Its definitions include:

Quantity: Unit; Remarks
Name: Symbol; Name; Symbol; Definition
angle, (plane angle): α, β, γ, θ, φ; radian; rad; 1 rad = 1 m⁄m = 1
degree: °; 1° = π⁄180 rad; There is no space between the number and these superscript-style unit symbols.

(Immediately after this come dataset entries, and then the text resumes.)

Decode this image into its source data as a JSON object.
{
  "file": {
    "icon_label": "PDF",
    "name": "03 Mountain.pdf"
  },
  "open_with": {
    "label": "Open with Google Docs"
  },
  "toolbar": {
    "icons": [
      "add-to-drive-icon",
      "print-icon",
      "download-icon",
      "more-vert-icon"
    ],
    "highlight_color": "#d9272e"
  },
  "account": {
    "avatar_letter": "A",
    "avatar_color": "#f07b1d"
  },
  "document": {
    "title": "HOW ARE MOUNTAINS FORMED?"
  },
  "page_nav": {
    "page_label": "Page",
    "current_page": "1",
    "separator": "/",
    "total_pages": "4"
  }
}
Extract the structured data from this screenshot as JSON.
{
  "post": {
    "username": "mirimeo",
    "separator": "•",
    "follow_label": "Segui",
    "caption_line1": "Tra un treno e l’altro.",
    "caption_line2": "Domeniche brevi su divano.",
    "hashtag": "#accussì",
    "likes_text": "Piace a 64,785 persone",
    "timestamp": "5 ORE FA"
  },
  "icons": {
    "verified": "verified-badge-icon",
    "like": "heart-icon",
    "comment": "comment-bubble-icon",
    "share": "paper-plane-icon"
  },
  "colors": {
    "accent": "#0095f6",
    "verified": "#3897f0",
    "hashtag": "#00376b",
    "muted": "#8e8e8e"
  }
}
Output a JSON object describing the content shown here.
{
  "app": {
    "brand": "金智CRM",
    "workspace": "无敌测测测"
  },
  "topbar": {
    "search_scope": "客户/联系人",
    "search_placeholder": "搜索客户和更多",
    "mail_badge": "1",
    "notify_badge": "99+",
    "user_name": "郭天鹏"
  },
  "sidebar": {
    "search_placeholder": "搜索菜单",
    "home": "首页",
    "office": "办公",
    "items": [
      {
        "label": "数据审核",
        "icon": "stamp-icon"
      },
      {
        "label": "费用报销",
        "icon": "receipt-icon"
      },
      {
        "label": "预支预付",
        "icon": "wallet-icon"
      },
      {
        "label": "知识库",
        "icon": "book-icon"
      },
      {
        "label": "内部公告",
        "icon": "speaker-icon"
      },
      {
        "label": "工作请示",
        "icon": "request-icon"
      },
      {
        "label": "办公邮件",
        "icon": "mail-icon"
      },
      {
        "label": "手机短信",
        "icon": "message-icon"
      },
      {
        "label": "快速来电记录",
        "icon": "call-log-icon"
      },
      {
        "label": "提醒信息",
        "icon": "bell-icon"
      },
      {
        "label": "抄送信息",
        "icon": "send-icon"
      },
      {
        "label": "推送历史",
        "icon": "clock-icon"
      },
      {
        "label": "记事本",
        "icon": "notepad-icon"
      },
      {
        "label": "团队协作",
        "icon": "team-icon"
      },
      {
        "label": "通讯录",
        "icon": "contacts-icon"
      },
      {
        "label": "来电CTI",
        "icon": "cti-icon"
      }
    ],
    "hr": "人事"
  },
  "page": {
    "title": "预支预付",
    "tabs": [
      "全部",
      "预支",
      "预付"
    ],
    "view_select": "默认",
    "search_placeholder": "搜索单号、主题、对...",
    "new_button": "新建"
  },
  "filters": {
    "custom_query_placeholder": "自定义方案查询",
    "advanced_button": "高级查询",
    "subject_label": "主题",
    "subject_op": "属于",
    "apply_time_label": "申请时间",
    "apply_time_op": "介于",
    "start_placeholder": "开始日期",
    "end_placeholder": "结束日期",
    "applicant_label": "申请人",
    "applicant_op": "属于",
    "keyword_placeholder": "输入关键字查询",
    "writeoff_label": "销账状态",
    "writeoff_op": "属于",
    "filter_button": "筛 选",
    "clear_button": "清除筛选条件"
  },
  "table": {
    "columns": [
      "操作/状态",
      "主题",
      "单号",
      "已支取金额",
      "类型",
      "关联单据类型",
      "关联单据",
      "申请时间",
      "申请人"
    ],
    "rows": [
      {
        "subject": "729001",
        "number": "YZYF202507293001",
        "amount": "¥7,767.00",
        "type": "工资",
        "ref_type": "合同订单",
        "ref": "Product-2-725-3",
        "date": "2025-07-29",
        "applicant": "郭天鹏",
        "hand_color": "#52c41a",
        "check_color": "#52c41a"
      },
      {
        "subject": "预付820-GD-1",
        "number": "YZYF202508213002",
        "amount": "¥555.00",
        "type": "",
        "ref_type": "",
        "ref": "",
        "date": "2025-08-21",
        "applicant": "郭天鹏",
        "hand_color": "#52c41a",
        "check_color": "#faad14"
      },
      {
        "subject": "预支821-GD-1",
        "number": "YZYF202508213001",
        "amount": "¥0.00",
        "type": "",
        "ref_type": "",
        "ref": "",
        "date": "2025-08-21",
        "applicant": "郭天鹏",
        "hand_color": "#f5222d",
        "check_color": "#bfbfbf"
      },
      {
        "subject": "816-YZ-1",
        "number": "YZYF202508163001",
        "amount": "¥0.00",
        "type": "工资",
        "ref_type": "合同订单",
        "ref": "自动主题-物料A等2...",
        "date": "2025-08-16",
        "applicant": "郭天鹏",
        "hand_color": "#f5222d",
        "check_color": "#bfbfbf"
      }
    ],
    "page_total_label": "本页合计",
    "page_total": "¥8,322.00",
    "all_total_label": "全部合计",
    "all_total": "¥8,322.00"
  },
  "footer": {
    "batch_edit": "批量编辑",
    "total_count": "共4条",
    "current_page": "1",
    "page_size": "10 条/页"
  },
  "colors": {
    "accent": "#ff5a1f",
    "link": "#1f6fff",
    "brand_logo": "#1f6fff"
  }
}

Decimal subdivision of degrees is preferable (i.e., 12.5° instead of 12°30′)
minute: ′; 1′ = (1⁄60)°
second: ″; 1″ = (1⁄60)′
solid angle: Ω; steradian; sr; 1 sr = 1 m^{2}⁄m^{2} = 1
length: l, L; metre; m; The metre is the length of the path travelled by light in vacuum during a time interval of 1⁄299 792 458 of a second; see speed of light
breadth: b
height: h
thickness: d, δ
radius: r, R
diameter: d, D
length of path, (linear) displacement vector: s, s
distance: d, r
cartesian coordinates: x, y, z
radius of curvature: ϱ
curvature: ϰ; reciprocal metre; m^{−1}
area: A; square metre; m^{2}; The units are (1 a = 100 m^{2}) and hectare (1 ha = 100 a) are used for agrarian areas.
volume: V; cubic metre; m^{3}
litre: L, l; 1 L = 1 dm^{3}; The capital L is preferred as the small l can be indistinguishable from the number 1 in some fonts.
time, time interval, duration: t; second; s; The second is the duration of 9 192 631 770 periods of the radiation corresponding to the transition between the two hyperfine levels of the ground state of the caesium-133 atom; Representations of time of day are defined in ISO 8601.
minute: min; 1 min = 60 s
hour: h; 1 h = 60 min = 3 600 s
day: d; 1 d = 24 h = 1 440 min = 86 400 s
angular velocity: ω; radian per second; rad⁄s; ω=dφ⁄dt
angular acceleration: α; radian per second squared; rad⁄s^{2}; α=dω⁄dt
velocity: v (general symbol), v (velocity vector), c (propagation speed of waves), u, v, w (components of a velocity c); metre per second; m⁄s
kilometre per hour: km⁄h
acceleration, acceleration vector: a, a; metre per second squared; m⁄s^{2}; 1 g = 9.80665 m⁄s^{2}
acceleration of free fall, acceleration due to gravity: g

== Annex A ==

Annex A of ISO 31-1 lists units of space and time based on the foot, pound, and second.

== Annex B ==

Annex B lists some other non-SI units of space and time, namely the gon, light year, astronomical unit, parsec, tropical year, and gal.